Posted: Sun Mar 25, 2012 11:25 am
by The-strikes
I'm going with the 5200 the whole length. I had a 6" rip on the starboard side and after that happened, my leaks got worse. When I yanked off the whole rail, they got worse again. If I didn't see it for myself, I wouldn't believe that so much water could come in from the rub rail. I was convinced it was all coming from an old ballast plug under sail and heeled over, so I replaced that with a vent tube to the head over the winter, but my bilge actually started filling up over the winter with a full tarp over it. The tarp had a few holes, but the water found its way to the rub and into the bilge.
Re: Replacing rub rail question???
Posted: Sun Mar 25, 2012 11:53 am
by 2BonC
One question just in the blind:
My rubrail is still looking good, almost no scratches on it . As I have water in the bilge too I´m thinking about just sealing the gap between the rubrail and deck from above with some kind of sealant. I´m wondering if anybody has done this before, which result?
Rainer
Re: Replacing rub rail question???
Posted: Sun Mar 25, 2012 5:04 pm
by DaveB
Don't even consider useing calking at the rubrail, chances are your chainplates need silicon or other fastners. Hull to deck is originally put togeather with 3m5200 and thru bolt every 6 inches.

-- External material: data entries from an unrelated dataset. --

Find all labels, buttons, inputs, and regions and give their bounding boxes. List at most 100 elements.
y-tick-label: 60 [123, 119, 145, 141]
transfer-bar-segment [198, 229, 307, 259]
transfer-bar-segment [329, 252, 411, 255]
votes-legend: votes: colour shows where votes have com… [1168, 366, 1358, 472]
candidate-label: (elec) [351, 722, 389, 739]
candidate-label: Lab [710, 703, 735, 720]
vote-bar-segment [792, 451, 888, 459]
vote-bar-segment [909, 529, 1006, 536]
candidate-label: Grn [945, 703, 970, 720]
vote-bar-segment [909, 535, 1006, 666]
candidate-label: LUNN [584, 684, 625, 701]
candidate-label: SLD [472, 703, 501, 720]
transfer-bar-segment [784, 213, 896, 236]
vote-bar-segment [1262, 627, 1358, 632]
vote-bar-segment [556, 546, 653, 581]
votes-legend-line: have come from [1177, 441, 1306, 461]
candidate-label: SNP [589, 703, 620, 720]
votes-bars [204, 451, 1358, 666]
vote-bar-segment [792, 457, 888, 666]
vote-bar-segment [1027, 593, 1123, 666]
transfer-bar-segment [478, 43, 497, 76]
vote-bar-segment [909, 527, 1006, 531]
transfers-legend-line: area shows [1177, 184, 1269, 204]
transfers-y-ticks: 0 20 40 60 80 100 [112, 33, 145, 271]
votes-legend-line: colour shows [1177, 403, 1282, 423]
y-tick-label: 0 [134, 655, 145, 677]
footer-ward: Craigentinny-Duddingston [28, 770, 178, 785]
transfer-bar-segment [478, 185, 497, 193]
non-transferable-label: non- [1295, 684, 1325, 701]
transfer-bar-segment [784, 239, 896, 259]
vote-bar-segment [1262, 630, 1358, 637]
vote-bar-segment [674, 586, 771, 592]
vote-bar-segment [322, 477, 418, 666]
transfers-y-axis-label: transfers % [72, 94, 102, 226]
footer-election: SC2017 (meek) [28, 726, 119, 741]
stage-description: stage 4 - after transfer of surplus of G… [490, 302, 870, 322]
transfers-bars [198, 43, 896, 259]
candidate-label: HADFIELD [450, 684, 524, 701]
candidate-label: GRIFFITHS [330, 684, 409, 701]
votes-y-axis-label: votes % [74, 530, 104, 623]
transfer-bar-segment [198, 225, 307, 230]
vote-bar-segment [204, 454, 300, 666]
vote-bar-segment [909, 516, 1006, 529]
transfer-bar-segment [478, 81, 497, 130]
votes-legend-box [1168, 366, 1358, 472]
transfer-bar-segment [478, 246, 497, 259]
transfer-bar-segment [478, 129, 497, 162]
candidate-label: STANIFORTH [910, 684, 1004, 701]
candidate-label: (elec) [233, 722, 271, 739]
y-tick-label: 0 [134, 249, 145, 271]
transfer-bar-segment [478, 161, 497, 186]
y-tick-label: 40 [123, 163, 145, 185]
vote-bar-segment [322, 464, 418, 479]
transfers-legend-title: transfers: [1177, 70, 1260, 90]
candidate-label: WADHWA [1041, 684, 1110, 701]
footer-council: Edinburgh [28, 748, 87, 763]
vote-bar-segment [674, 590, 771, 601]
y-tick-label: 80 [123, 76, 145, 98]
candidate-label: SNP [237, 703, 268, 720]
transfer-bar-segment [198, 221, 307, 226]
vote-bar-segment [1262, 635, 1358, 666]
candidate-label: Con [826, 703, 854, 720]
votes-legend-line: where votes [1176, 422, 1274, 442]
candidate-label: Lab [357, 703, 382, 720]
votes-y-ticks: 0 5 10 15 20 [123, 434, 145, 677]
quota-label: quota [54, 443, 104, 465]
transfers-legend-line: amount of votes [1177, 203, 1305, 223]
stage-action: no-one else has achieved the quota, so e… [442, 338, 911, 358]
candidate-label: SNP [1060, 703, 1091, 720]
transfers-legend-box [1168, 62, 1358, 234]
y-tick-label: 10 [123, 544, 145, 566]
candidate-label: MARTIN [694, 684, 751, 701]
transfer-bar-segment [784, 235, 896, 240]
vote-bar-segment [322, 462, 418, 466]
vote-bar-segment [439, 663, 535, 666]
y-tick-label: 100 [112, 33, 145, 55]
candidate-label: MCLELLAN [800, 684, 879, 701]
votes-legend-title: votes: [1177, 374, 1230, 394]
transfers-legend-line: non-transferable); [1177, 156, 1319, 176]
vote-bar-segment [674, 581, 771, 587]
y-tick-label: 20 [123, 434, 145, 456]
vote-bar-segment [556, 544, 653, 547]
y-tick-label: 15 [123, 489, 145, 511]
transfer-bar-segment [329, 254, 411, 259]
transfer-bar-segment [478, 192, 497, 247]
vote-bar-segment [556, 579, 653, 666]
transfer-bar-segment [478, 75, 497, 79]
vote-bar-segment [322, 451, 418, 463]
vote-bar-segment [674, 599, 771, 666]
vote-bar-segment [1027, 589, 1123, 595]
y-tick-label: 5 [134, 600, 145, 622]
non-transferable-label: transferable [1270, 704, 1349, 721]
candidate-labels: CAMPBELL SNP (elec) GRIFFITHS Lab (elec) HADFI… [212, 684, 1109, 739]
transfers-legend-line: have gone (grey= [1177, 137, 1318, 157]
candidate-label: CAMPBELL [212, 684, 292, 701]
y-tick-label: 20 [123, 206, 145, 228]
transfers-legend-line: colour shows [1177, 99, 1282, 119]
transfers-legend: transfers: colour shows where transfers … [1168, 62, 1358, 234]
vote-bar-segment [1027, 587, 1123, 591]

If you do have a deck to hull leak it was because manifacture didn't seal it properly of you had a hard bump at the pileing and broke the seal.
Dave
2BonC wrote:One question just in the blind:
My rubrail is still looking good, almost no scratches on it . As I have water in the bilge too I´m thinking about just sealing the gap between the rubrail and deck from above with some kind of sealant. I´m wondering if anybody has done this before, which result?
Rainer
Re: Replacing rub rail question???
Posted: Mon Mar 26, 2012 5:40 am
by 2BonC
DaveB wrote:If you do have a deck to hull leak it was because manifacture didn't seal it properly of you had a hard bump at the pileing and broke the seal.
Dave
Dave, thank You for the answer. I´m aware of all (?) the sources for bilgewater and did something against them.
As I´m not sure that I always have avoided bumps

a leak between deck and hull might be the source of my bilgewater. Wouldn´t accurately sealing the rub rail against the deck cure this, can this make anything worse?
accurately
rainer
Re: Replacing rub rail question???
Posted: Mon Mar 26, 2012 7:26 am
by RobertB
My favorite leak to track down was through the mast light connector. I switched it out to one with a threaded cap.